However, they cut growth estimates for the previous quarter, leaving the year’s expansion rate unchanged, and economists predict a tough 2012.
GDP grew by 0.6 per cent from July to September, not 0.5 per cent as previously thought, as services expanded by 2.4 per cent, revised up from 2.1 per cent, and household consumption, capital investment and exports all gave the figures a lift.
The construction sector grew by 0.3 per cent in the three-month period, when it was previously thought to have contracted by 0.2 per cent, and business services and finance grew by 1.2 per cent, not one per cent.
The performance in 2010 was also better than thought, with the economy growing by 2.1 per cent, revised up from 1.8 per cent previously.
However, real household incomes fell by 0.2 per cent over the year, the first annual fall since 1982.
Compared with quarter three of 2010, incomes are down one per cent.
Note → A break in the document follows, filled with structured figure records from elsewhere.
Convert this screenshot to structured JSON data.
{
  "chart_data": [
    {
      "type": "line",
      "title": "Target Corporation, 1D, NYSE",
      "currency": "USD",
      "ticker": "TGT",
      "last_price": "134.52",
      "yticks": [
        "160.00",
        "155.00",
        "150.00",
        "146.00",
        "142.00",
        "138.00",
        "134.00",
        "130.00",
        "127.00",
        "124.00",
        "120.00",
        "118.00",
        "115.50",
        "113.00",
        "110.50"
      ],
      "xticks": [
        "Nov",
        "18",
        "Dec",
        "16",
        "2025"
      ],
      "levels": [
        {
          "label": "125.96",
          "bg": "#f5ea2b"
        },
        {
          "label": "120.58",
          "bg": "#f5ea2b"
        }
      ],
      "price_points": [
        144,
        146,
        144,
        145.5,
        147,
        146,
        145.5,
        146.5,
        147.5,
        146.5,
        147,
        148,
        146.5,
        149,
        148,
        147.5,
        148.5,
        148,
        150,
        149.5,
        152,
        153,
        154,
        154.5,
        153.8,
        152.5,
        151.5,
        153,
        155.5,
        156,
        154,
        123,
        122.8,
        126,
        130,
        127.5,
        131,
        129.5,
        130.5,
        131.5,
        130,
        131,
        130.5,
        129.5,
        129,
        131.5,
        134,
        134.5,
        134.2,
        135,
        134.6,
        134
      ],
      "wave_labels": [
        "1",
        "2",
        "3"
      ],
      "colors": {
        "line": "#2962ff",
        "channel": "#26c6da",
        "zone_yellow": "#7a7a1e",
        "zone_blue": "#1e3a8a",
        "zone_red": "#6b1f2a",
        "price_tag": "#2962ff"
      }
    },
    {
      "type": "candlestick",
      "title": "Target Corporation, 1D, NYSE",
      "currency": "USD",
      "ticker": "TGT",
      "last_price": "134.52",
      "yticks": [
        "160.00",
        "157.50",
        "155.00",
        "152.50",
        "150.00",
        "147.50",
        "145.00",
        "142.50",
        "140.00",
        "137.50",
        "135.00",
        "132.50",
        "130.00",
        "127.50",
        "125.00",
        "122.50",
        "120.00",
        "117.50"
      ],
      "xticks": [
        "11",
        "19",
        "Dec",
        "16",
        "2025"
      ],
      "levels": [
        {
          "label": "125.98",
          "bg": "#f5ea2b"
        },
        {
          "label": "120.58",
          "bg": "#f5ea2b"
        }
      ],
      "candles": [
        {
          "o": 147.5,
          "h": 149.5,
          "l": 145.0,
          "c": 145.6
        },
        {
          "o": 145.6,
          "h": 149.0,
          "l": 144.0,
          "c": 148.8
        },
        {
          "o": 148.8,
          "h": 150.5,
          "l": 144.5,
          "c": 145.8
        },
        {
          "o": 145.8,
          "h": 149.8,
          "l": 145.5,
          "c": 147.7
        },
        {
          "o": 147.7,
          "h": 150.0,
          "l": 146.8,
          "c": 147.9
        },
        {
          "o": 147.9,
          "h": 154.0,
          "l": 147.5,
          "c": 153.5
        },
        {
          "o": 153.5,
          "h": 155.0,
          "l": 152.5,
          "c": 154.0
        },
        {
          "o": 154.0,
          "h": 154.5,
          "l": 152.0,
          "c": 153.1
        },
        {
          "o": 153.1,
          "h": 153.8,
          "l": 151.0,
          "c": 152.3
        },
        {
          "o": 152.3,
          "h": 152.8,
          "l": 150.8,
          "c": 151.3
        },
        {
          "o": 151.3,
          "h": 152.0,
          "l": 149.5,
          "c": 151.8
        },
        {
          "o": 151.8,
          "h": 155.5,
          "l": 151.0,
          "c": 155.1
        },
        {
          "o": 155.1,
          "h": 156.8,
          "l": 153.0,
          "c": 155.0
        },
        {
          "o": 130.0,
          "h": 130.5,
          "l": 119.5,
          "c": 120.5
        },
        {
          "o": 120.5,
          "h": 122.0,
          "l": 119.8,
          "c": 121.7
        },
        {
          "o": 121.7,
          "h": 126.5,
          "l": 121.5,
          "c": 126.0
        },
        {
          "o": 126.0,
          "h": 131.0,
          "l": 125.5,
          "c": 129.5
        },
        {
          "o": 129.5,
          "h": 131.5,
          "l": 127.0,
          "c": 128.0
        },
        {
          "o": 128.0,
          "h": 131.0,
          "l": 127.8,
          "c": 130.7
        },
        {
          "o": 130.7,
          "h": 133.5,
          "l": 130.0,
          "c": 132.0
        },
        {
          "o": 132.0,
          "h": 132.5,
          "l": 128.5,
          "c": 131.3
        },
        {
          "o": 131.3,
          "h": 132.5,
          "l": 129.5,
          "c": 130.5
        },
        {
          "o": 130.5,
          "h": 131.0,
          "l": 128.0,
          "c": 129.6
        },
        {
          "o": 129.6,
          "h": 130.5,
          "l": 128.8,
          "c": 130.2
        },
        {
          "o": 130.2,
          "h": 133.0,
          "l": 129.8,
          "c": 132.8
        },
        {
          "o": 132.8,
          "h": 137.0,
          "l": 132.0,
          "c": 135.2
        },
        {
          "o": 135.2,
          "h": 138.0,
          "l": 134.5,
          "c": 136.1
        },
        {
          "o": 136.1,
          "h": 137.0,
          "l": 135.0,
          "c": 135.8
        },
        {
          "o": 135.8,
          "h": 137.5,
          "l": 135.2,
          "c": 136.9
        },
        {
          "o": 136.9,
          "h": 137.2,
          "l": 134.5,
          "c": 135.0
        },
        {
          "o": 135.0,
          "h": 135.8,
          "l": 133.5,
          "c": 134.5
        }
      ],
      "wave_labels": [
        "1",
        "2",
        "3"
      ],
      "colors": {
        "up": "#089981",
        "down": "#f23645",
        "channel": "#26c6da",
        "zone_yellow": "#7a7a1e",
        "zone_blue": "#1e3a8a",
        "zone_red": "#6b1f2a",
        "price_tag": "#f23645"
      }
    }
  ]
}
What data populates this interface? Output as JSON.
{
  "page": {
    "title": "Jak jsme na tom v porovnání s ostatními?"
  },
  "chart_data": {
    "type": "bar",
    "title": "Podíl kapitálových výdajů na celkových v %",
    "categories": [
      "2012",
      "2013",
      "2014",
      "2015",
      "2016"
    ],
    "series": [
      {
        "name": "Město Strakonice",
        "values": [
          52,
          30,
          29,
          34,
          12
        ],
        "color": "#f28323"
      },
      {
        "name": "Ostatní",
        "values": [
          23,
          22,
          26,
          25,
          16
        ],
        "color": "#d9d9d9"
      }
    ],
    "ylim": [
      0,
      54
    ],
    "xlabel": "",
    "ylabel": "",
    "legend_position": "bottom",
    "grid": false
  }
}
“The third quarter data substantially overstate the underlying health of the economy,” said Howard Archer, economist at IHS Global Insight. “It was lifted by a catch-up effect from activity lost to temporary dampening factors in the second quarter, including working day lost to Royal Wedding, manufacturing supply-chain disruptions resulting from the Japanese tsunami, money spent on Olympic ticket sales but not yet counting towards growth,”
“We anticipate modest contraction in early 2012 before the economy stabilises and returns to gradual growth in the second half of 2012. This would result in GDP growth being limited to just 0.3 per cent next year.”